2.

I roll one last joint with whatever we have left, and tuck it behind my ear. Will leads the way into the black night, over the fence and crick into the rotting in-and-out barn in the east pasture. Inside, we use cellphone light to find the ladder to the hayloft, its bottom three rungs worn narrow from the teeth of horses long dead. Him first, me second, we climb up the ladder. Once on the loft floor, we make our way to the faint black on black outline of the square hayloft window. Feet dangling, this is were we smoke and try to remember the names of all the horses we loved as kids.

Will seems to think there was a Buckeye, but I have no recollection of him. The weed does little to clear the thick fog that sits between me and clear memories. We both remember Irish, who was chased into a tree by a stray dog and went blind from the impact.
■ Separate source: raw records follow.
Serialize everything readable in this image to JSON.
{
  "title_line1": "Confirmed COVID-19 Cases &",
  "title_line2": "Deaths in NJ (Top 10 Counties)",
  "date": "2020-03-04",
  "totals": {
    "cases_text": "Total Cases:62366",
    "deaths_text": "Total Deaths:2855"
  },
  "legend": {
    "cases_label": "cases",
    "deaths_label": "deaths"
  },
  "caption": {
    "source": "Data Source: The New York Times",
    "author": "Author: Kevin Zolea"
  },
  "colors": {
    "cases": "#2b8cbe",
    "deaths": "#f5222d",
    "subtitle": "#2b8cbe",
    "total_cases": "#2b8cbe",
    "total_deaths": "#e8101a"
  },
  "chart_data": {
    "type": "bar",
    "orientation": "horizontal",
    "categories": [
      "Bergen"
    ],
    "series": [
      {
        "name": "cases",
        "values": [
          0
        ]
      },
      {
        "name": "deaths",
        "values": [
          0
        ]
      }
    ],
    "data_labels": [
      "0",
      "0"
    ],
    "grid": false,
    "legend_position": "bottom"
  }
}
Will doesn’t remember Molly until I tell the story about how she died—breaking a leg beyond repair stepping in a gopher hole, and how our grandfather called some distant cousin we didn’t know to come shoot her with a shotgun, point blank, right were she had that little pink spot where the halter had worn off her hair. Will still doesn’t remember, even when I tell him how grandpap had to rent a small backhoe, probably from the same distant cousin with the shotgun, so he could dig a hole and bury her illegally without having to fill out paperwork and take her to be cremated or turned into glue.

We climb down the ladder and I take him to the mound near the corner of the crick and fence.

I always wondered why the grass grew taller here, he says. 

You remember Molly now, I ask.

He shakes his head, but it is too dark to see if it is a yes or no.